On Tue, May 8, 2012 at 2:49 PM, Mark Phippard <markphip_at_gmail.com> wrote:
> On Tue, May 8, 2012 at 2:45 PM, C. Michael Pilato <cmpilato_at_collab.net> wrote:
>> On 05/08/2012 02:34 PM, Mark Phippard wrote:
>>> Now that I can run the test I wanted, the performance improvement is
>>> pretty nice. Checking out our code goes from 1m35s down to 0m44s. I
>>> cannot help but think that number should still be a lot lower though.
>>> This scenario seems like it would be very similar to what a Git
>>> checkout would do now, probably even less work has to be done. I do
>>> not have a Git-svn version of our codebase to test with, but I am
>>> guessing a Git checkout of our code would be less than 10 seconds. So
>>> it might be an indication we could be doing more optimization in our
>>> That said, I still think it is a nice improvement and I imagine it
>>> would scale up and down based on size and number of files.
>>> Does anyone have a git version of our tree they could try this with?
>>> How long does it take git to materialize a working copy of our trunk?
>> As I said before, I suspect your numbers would be much lower if I wasn't
>> sending HEAD requests for each file. Unfortunately, ra_serf is depending on
>> the ordering of the pipelined requests (PROPFIND results for a given path
>> must be processed before the contents of the file are fetched), and I don't
>> know how to make that happen without ripping apart the pipelining machinery
>> and doing something custom there.
> Now that it works for me, I will try it some more with my own server
> so I can check the logs. When I was trying this before, it seemed
> like all of the HEAD requests were sent in the first second (which I
> thought was also producing the open files problem?). So I am
> operating under the theory that we are still kind of slow in
> installing the file from our pristine store.
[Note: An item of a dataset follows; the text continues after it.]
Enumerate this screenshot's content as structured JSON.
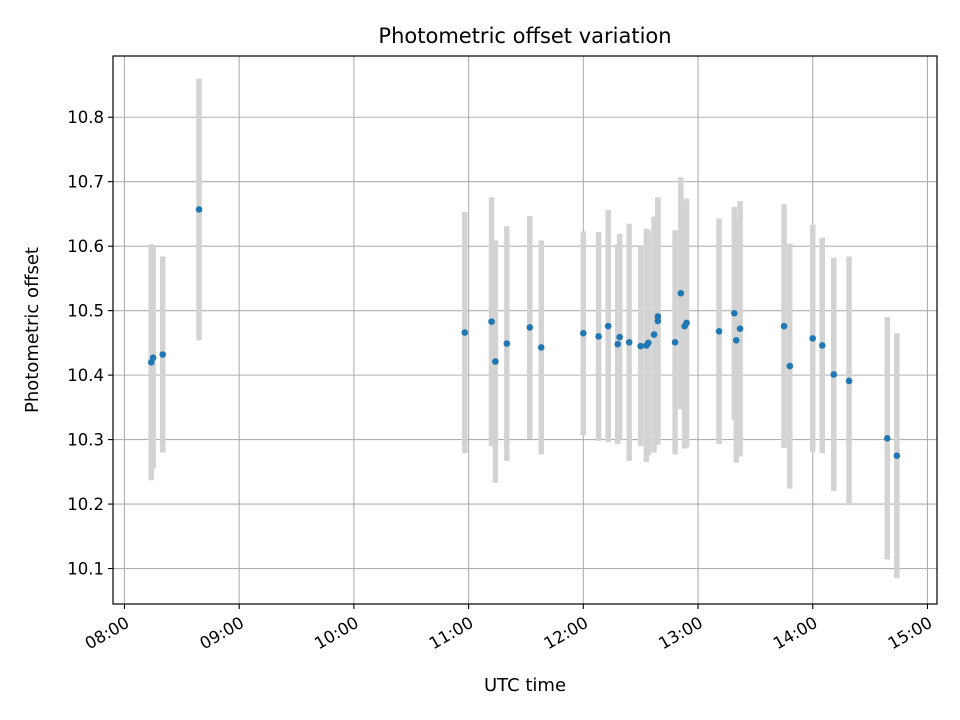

> I assume that if I have a 44 second checkout, then I should see HEAD
> requests in the server logs happening during most of that 44 seconds
> if that is contributing to the problem?
Yup. But at a guess, I think we're slower than Git simply because we
do more work. Once the pipe is stuffed full of requests, there really
aren't any gaps/pauses that will occur. I think you'll see an even
spread of HEAD requests. They will just be "in between" other stuff,
without contributing measurably to the overall process duration. (ie.